Ivan the Terrible, the first tsar of Russia. He enjoyed cutting up his enemies in small pieces and frying them up in a big frying pan.
Adolph Eichmann, chief executioner during Hitler’s Holocaust.  He, from all indications, was fond of saying, “The death of five million Jews on my conscience gives me extraordinary satisfaction.”
Pol Pot, Cambodian despot.  About a million of his own people and others died because of his policies of forced labor, intentional starvation, untreated disease, torture, and execution.
Mao Tse-tung killed between 20 and 67 million of his fellow Chinese, mostly older people who could no longer pull their own weight and intellectuals whom he desperately feared would figure out a way to unseat him.
Idi Amin, a cannibal who murdered somewhere around 300,000 of his own people who opposed his rule when he was president of Uganda.
Soviet Dictator, Joseph Stalin, starved about 20 million of his own people to death for intentionally or not interfering with his plans for the Soviet Union.

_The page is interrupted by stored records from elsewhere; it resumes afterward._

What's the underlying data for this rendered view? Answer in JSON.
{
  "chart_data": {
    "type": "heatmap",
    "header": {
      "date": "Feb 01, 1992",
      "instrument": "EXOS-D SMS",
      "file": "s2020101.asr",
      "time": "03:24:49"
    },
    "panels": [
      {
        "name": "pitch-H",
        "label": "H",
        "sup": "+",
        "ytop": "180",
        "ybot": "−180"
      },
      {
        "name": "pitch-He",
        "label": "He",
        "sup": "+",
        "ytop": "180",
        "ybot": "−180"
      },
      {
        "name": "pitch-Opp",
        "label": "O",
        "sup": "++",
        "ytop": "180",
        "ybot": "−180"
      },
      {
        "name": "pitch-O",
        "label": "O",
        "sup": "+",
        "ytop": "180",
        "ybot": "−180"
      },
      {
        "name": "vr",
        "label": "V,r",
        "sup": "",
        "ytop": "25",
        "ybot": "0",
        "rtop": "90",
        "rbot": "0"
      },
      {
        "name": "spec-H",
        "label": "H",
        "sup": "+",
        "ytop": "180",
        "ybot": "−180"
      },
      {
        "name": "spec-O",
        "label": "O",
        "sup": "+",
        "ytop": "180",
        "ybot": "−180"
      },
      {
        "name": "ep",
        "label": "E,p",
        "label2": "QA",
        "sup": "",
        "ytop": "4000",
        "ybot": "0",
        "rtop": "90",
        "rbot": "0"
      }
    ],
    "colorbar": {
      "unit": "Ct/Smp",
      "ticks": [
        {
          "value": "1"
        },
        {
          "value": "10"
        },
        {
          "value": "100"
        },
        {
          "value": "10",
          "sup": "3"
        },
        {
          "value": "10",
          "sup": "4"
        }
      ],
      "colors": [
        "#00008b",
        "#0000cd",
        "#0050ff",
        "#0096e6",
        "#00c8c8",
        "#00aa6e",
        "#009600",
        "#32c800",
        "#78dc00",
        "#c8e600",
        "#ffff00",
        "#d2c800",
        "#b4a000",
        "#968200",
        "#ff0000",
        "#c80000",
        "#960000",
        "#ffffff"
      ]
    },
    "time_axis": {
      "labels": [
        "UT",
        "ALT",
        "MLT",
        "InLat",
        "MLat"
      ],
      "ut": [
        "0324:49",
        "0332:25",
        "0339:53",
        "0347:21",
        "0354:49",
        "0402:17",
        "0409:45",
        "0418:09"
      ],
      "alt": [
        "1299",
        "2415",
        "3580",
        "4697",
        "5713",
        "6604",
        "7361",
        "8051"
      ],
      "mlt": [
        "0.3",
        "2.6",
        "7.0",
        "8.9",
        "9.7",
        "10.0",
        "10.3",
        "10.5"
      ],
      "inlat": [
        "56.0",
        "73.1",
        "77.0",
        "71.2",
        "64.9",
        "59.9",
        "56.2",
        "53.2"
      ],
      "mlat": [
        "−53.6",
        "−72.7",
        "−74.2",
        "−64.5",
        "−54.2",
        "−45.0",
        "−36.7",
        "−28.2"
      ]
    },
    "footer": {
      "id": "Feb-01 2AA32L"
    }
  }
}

Genghis Khan, Mongol warrior and ruler.  Attracted to war, he’s one of the top ten who did more damage to his enemies than to his own people.  He’s credited with saying, “Man’s greatest good fortune is to chase and defeat his enemy, seize his total possessions, leave his married women weeping and wailing, ride his gelding, then use his women as a nightshirt.”
Evidently, Dr. Pickover just couldn’t figure out how to order these good folk so he chose the option of listing them alphabetically based on the first letter of their first names.  We do need some uplift after hearing that last list; let’s see if this one does the trick.
Abraham Lincoln, for his contributions to helping our country      move, however slowly, to begin freely slaves.
Baha’u’llah, whose teaching is the basis of the Baha’i religion.  Baha’is officially believe that all the founders of the world’s great religions have been manifestations of God and agents of a divine plan for the religious and moral education of the human race. Despite their apparent differences, the world’s great religions, according to the Baha’is, teach an identical truth. Baha’is believe that Baha’u’llah was a manifestation of God; his primary calling or function was to overcome the disunity of religions and establish a universal faith. Baha’is believe in the oneness of humanity and devote themselves to the abolition of racial, class, and religious prejudices.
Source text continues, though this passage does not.